The State of AI Report is widely circulated within the AI community and is regularly summarized by technology and business media on release. Coverage by outlets such as DeepLearning.AI's The Batch has highlighted the report's synthesis of the year's major trends in research, investment, regulation, and safety. [3] Its annual appearance has become a fixture of the autumn AI calendar, read by investors evaluating the field, researchers tracking the frontier, operators inside AI companies, and policymakers seeking an accessible overview. [2][3]
The report's prominence is reinforced by its authors' positions in the field: Benaich runs an AI-focused venture firm, while co-founder Hogarth's appointment to lead the UK's national AI safety body underscored the report's policy relevance. [6][7] Its open-access, slide-based format and willingness to make and grade predictions have helped it reach a broad technical, business, and policy audience rather than a purely academic one. [1][2]

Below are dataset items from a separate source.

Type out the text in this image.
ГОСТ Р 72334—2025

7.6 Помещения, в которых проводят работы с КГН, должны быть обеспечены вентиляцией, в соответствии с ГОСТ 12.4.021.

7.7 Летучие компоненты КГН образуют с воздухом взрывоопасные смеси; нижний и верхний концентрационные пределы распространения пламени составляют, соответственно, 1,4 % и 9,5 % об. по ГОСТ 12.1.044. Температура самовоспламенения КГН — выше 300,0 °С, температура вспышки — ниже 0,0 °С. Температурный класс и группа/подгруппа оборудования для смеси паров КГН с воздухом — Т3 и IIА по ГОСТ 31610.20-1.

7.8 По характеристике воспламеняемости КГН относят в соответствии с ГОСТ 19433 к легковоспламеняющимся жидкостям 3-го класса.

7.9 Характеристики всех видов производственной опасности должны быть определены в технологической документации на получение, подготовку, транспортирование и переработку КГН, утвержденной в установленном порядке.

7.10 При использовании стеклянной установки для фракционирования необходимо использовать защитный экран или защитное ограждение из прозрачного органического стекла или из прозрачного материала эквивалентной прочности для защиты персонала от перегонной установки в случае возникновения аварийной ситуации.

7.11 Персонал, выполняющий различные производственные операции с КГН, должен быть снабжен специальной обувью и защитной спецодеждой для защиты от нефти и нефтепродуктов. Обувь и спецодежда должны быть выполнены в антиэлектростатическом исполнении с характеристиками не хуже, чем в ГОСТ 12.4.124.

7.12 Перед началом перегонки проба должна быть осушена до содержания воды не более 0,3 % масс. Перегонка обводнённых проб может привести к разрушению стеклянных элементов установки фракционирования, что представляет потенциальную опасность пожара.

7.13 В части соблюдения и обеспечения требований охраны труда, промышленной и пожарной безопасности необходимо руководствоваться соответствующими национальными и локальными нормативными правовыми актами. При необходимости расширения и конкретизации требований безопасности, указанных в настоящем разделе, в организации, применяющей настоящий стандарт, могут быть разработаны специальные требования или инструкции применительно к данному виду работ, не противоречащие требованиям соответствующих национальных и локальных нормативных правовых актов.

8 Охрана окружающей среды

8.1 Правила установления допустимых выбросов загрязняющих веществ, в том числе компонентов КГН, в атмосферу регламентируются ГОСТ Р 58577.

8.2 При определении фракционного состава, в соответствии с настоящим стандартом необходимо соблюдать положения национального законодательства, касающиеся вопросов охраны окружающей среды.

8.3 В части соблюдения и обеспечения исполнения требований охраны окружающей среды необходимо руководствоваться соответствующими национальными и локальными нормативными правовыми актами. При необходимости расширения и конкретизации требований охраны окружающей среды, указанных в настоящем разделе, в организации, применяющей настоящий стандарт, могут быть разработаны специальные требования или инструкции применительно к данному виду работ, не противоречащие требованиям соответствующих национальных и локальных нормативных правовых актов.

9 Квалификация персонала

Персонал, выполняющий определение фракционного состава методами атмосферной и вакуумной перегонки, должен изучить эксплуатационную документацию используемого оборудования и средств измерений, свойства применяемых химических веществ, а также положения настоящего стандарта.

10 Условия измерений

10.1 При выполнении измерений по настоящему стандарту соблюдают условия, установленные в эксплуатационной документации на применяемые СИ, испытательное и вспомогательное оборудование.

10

The State of AI Report is often discussed alongside two other major efforts to chronicle the field. The most prominent comparison is to the AI Index, produced annually by the Stanford Institute for Human-Centered AI (HAI). The Stanford report is generally more academic, data-heavy, and comprehensive, drawing on large datasets and a steering committee of researchers, whereas the State of AI Report is more opinionated, more closely tied to industry and investment, and distinctive for its forward-looking predictions and scorecard. [1][2]
The report is also complementary to the work of Epoch AI, a research group that builds quantitative datasets and forecasting models for trends in machine learning, such as the growth of training compute and the scaling of large models. Where Epoch AI focuses on rigorous longitudinal data and modeling of specific trends, and the Stanford AI Index aims for breadth and neutrality, the State of AI Report aims to compile and interpret the year's most interesting developments and to stake out testable claims about what comes next. [4][9] Together, the three are frequently cited as leading independent sources for understanding the trajectory of AI.